1. A steam iron comprising: a soleplate (2); a heating element (4) for heating the soleplate (2); a control circuit (10) for controlling the temperamre of the soleplate (2) by activation of the heating element (4); a steam generator (12) for generating steam, comprising a steam chamber (18) which is thermally coupled to the soleplate (2), a water reservoir (14) for holding the water to be evaporated, and a supply device (16, 20) for the controlled supply of water to be evaporated to the steam chamber (18); and means (26, 10) for activating the steam generator (12), characterized in that the control circuit (10) further comprises means (10, 318, 320, 322, 324, 326) for adaptation of the activation of the heating element (4) in response to the activation of the steam generator (12) in anticipation of the expected cooling-down of the soleplate (2) as a result of the supply of the water to be evaporated to the steam chamber (18).

2. A steam iron as claimed in Claim 1, characterized in that the supply device comprises an electrical water pump (16).

3. A steam iron as claimed in Claim 1 or 2, characterized in that the means (10) for adaptation operate on the basis of a duty cycle control of the activation of the heating element (4), the increase of the duty cycle being dependent upon the amount of steam to be generated.

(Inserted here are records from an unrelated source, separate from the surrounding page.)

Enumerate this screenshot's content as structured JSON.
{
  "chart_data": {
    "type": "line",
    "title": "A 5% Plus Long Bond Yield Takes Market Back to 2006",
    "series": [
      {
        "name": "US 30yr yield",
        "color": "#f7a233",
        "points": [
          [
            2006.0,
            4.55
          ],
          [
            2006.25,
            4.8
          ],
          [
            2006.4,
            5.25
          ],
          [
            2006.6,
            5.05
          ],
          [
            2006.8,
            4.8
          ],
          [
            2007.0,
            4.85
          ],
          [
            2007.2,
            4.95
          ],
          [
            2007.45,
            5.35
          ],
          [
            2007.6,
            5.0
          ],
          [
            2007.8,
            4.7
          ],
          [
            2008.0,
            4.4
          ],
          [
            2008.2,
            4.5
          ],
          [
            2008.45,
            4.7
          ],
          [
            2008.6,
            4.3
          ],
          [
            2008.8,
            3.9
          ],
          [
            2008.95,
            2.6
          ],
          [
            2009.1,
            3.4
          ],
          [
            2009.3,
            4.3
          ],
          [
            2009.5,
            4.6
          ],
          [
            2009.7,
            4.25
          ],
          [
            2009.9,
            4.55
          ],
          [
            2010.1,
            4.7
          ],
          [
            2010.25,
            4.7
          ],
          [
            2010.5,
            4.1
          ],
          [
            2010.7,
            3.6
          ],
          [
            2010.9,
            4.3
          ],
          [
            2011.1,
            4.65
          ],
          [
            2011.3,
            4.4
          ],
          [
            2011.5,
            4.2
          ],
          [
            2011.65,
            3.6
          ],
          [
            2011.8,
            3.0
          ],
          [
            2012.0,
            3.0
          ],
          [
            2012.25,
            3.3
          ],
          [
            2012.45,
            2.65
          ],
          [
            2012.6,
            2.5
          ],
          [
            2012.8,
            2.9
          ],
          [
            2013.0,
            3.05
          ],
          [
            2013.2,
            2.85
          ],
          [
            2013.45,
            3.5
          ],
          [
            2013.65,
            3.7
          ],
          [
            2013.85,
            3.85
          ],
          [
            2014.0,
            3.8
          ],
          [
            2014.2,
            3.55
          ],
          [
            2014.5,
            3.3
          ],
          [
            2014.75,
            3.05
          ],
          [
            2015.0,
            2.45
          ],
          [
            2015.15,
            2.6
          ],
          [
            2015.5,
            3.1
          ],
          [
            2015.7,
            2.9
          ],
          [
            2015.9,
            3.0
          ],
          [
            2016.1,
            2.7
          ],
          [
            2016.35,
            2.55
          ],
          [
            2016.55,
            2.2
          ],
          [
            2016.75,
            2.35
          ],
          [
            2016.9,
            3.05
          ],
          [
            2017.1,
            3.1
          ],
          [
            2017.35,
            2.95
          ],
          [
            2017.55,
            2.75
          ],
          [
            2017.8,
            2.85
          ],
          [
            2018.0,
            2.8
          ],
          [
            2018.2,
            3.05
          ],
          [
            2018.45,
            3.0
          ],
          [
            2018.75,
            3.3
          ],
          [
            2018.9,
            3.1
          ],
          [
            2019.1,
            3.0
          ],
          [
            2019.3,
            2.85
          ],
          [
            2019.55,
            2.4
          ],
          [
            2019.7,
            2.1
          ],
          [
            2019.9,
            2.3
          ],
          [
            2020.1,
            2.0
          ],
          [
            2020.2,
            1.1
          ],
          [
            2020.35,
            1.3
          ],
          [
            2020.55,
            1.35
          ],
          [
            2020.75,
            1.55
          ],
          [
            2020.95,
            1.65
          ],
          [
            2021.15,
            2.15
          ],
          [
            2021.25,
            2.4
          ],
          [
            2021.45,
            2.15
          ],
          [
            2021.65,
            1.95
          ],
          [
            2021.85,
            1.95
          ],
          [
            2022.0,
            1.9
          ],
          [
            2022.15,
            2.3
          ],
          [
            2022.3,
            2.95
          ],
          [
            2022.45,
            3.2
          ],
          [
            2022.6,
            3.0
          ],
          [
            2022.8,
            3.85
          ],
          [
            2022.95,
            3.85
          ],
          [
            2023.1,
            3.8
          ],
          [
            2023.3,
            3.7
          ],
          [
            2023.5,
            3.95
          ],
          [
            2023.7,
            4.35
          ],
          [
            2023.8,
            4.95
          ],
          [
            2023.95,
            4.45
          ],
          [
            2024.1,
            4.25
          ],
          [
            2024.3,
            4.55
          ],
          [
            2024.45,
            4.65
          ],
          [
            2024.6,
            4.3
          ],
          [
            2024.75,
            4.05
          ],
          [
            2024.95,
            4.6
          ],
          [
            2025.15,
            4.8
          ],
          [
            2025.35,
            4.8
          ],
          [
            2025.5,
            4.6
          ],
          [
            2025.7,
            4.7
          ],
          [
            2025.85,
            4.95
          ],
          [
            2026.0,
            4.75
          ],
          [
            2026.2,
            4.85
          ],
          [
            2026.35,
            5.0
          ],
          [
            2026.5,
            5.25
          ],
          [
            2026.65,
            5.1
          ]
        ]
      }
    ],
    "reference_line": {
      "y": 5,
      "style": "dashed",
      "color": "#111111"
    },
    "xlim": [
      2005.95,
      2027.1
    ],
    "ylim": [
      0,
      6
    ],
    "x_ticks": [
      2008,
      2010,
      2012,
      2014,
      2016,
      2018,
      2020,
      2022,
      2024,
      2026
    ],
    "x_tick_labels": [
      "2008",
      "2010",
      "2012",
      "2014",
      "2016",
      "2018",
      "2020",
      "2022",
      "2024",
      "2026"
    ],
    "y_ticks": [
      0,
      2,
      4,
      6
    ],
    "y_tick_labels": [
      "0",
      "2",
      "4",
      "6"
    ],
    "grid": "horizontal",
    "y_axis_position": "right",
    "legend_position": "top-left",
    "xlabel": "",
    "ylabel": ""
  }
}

4. A steam iron as claimed in Claim 1, 2 or 3, characterized in that the control circuit (10) further comprises means (310, 312) for activating the supply device (16, 20) if the soleplate (2) has a temperamre higher than a desired temperamre.

5. A steam iron as claimed in Claim 1, 2, 3 or 4, characterized in that the steam iron further comprises a sensor (24) for detecting whether the steam iron is in use.

6. A steam iron as claimed in Claim 5, characterized in that the sensor is a hand sensor (24) arranged in a handle of the steam iron.